Security staff employed to protect historic Fife church following disorder

© DC Thomson

Security staff have been employed to protect a 12th Century Fife church from vandals.

St Bridget’s Kirk in Dalgety Bay has been hit by a string of anti-social behaviour in recent months.

The attacks have prompted Historic Environment Scotland, which manages the site for the nation, to pay for heightened security to prevent youths from gathering at the ruins.

The most costly vandalism happened in April 2016 when the kirke was sprayed with graffiti.

The damage on that occasion cost more than £5,000 to repair as specialist chemicals were needed to preserve the building.

Now the threat of further incidents has prompted a decision to fork out more cash for additional protection.

A spokesperson for Historic Environment Scotland said: “St Bridget’s Kirk is a fascinating site, dating back to the 1100s.

“As with any site of this age, any damage to it can be impossible to repair and result in severe loss to the historic environment.

“We are currently employing a security company to monitor the kirk, supplementing the routine site visits by our monument conservation team.

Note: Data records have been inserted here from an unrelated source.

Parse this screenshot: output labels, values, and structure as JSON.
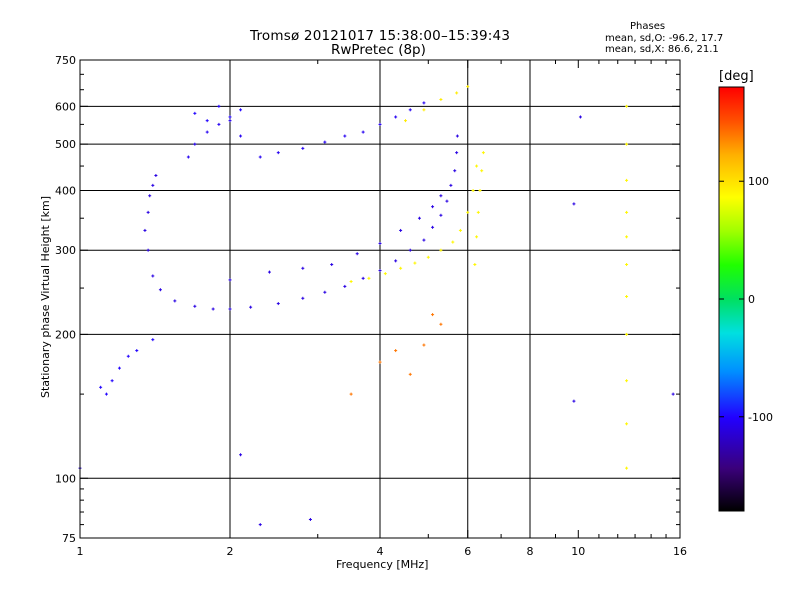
{
  "header": {
    "title_line1": "Tromsø 20121017 15:38:00–15:39:43",
    "title_line2": "RwPretec (8p)",
    "phases_heading": "Phases",
    "phases_o": "mean, sd,O: -96.2, 17.7",
    "phases_x": "mean, sd,X:  86.6, 21.1"
  },
  "colorbar": {
    "unit_label": "[deg]",
    "range": [
      -180,
      180
    ],
    "ticks": [
      100,
      0,
      -100
    ],
    "colors": [
      "#000000",
      "#3a007a",
      "#2200ff",
      "#0090ff",
      "#00e0e0",
      "#00e060",
      "#20ff00",
      "#a0ff00",
      "#ffff00",
      "#ffb000",
      "#ff5000",
      "#ff0000"
    ]
  },
  "chart_data": {
    "type": "scatter",
    "title": "Tromsø 20121017 15:38:00–15:39:43",
    "subtitle": "RwPretec (8p)",
    "xlabel": "Frequency [MHz]",
    "ylabel": "Stationary phase Virtual Height [km]",
    "xscale": "log",
    "yscale": "log",
    "xlim": [
      1,
      16
    ],
    "ylim": [
      75,
      750
    ],
    "xticks": [
      1,
      2,
      4,
      6,
      8,
      10,
      16
    ],
    "xtick_labels": [
      "1",
      "2",
      "4",
      "6",
      "8",
      "10",
      "16"
    ],
    "xgrid": [
      2,
      4,
      6,
      8
    ],
    "yticks": [
      75,
      100,
      200,
      300,
      400,
      500,
      600,
      750
    ],
    "ytick_labels": [
      "75",
      "100",
      "200",
      "300",
      "400",
      "500",
      "600",
      "750"
    ],
    "ygrid": [
      100,
      200,
      300,
      400,
      500,
      600
    ],
    "grid": true,
    "color_encoding": "phase [deg]",
    "series": [
      {
        "trace": "o-mode-lower-layer",
        "phase": -110,
        "x": [
          1.37,
          1.4,
          1.45,
          1.55,
          1.7,
          1.85,
          2.0,
          2.2,
          2.5,
          2.8,
          3.1,
          3.4,
          3.7,
          4.0,
          4.3,
          4.6,
          4.9,
          5.1,
          5.3,
          5.45,
          5.55,
          5.65,
          5.7,
          5.72
        ],
        "y": [
          300,
          265,
          248,
          235,
          229,
          226,
          226,
          228,
          232,
          238,
          245,
          252,
          262,
          272,
          285,
          300,
          315,
          335,
          355,
          380,
          410,
          440,
          480,
          520
        ]
      },
      {
        "trace": "o-mode-cusp-branch",
        "phase": -110,
        "x": [
          1.35,
          1.37,
          1.38,
          1.4,
          1.42
        ],
        "y": [
          330,
          360,
          390,
          410,
          430
        ]
      },
      {
        "trace": "o-mode-upper-layer",
        "phase": -105,
        "x": [
          1.65,
          1.7,
          1.8,
          1.9,
          2.0,
          2.1,
          2.3,
          2.5,
          2.8,
          3.1,
          3.4,
          3.7,
          4.0,
          4.3,
          4.6,
          4.9
        ],
        "y": [
          470,
          500,
          530,
          550,
          560,
          520,
          470,
          480,
          490,
          505,
          520,
          530,
          550,
          570,
          590,
          610
        ]
      },
      {
        "trace": "o-mode-upper-cusp",
        "phase": -100,
        "x": [
          1.7,
          1.8,
          1.9,
          2.0,
          2.1
        ],
        "y": [
          580,
          560,
          600,
          570,
          590
        ]
      },
      {
        "trace": "o-mode-mid-cluster",
        "phase": -110,
        "x": [
          2.0,
          2.4,
          2.8,
          3.2,
          3.6,
          4.0,
          4.4,
          4.8,
          5.1,
          5.3
        ],
        "y": [
          260,
          270,
          275,
          280,
          295,
          310,
          330,
          350,
          370,
          390
        ]
      },
      {
        "trace": "x-mode",
        "phase": 90,
        "x": [
          3.5,
          3.8,
          4.1,
          4.4,
          4.7,
          5.0,
          5.3,
          5.6,
          5.8,
          6.0,
          6.15,
          6.25
        ],
        "y": [
          258,
          262,
          268,
          275,
          282,
          290,
          300,
          312,
          330,
          360,
          400,
          450
        ]
      },
      {
        "trace": "x-mode-upper",
        "phase": 95,
        "x": [
          4.5,
          4.9,
          5.3,
          5.7,
          6.0
        ],
        "y": [
          560,
          590,
          620,
          640,
          660
        ]
      },
      {
        "trace": "x-mode-vertical",
        "phase": 90,
        "x": [
          6.2,
          6.25,
          6.3,
          6.35,
          6.4,
          6.45
        ],
        "y": [
          280,
          320,
          360,
          400,
          440,
          480
        ]
      },
      {
        "trace": "low-frequency-echo",
        "phase": -100,
        "x": [
          1.1,
          1.13,
          1.16,
          1.2,
          1.25,
          1.3,
          1.4
        ],
        "y": [
          155,
          150,
          160,
          170,
          180,
          185,
          195
        ]
      },
      {
        "trace": "sporadic-spread",
        "phase": 140,
        "x": [
          3.5,
          4.0,
          4.3,
          4.6,
          4.9,
          5.1,
          5.3
        ],
        "y": [
          150,
          175,
          185,
          165,
          190,
          220,
          210
        ]
      },
      {
        "trace": "interference-12.5MHz",
        "phase": 90,
        "x": [
          12.5,
          12.5,
          12.5,
          12.5,
          12.5,
          12.5,
          12.5,
          12.5,
          12.5,
          12.5,
          12.5
        ],
        "y": [
          105,
          130,
          160,
          200,
          240,
          280,
          320,
          360,
          420,
          500,
          600
        ]
      },
      {
        "trace": "isolated-echoes",
        "phase": -110,
        "x": [
          1.0,
          2.1,
          2.3,
          2.9,
          9.8,
          9.8,
          10.1,
          15.5
        ],
        "y": [
          105,
          112,
          80,
          82,
          375,
          145,
          570,
          150
        ]
      }
    ]
  }
}
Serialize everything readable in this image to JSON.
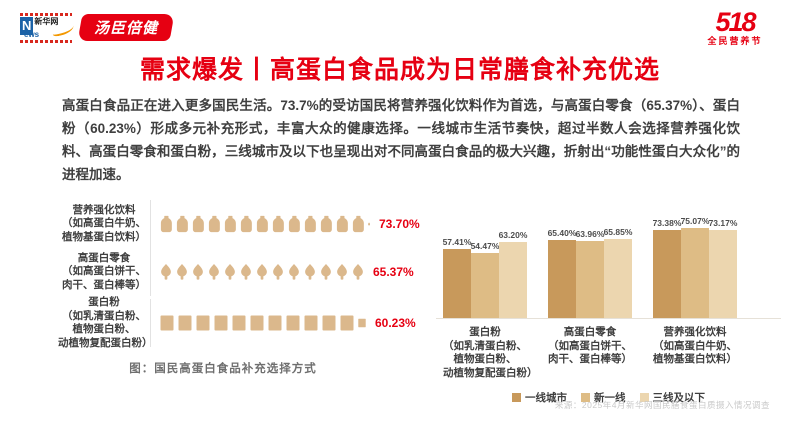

“Damaging a designated monument is a criminal offence, which Historic Environment Scotland takes extremely seriously.”

The cost of the security patrols has not been revealed.

It is understood the measures are not in response to any one specific incident, but rather to act as a general deterrent.

St Bridget’s Kirk was originally built to serve as the parish church of Dalgety.

Worship was arranged by the Augustinian Canons of Inchcolm Abbey and the church remained in use after the Protestant Reformation in 1560 – albeit significantly altered for Protestant worship.

By the early 19th Century the church had become unsafe and it is now in ruins, although visitors can still see the rectangular outline of the original medieval bilding among the later additions today.

News that security staff have been brought in to help protect the landmark was described as “surprising” yesterday by local Conservative councillor Dave Dempsey.

“There was certainly a burst of anti-social activity some months ago at the church but I thought it had gone quiet,” he said.

“It hasn’t really figured on the radar for a wee while so I’m quite surprised.”

Inverkeithing and Dalgety Bay SNP councillor Alice McGarry also spoke of her “sadness” that such a move was needed.

She concluded: “It’s a sacred site and for people to abuse it in the way they do is quite reprehensible.”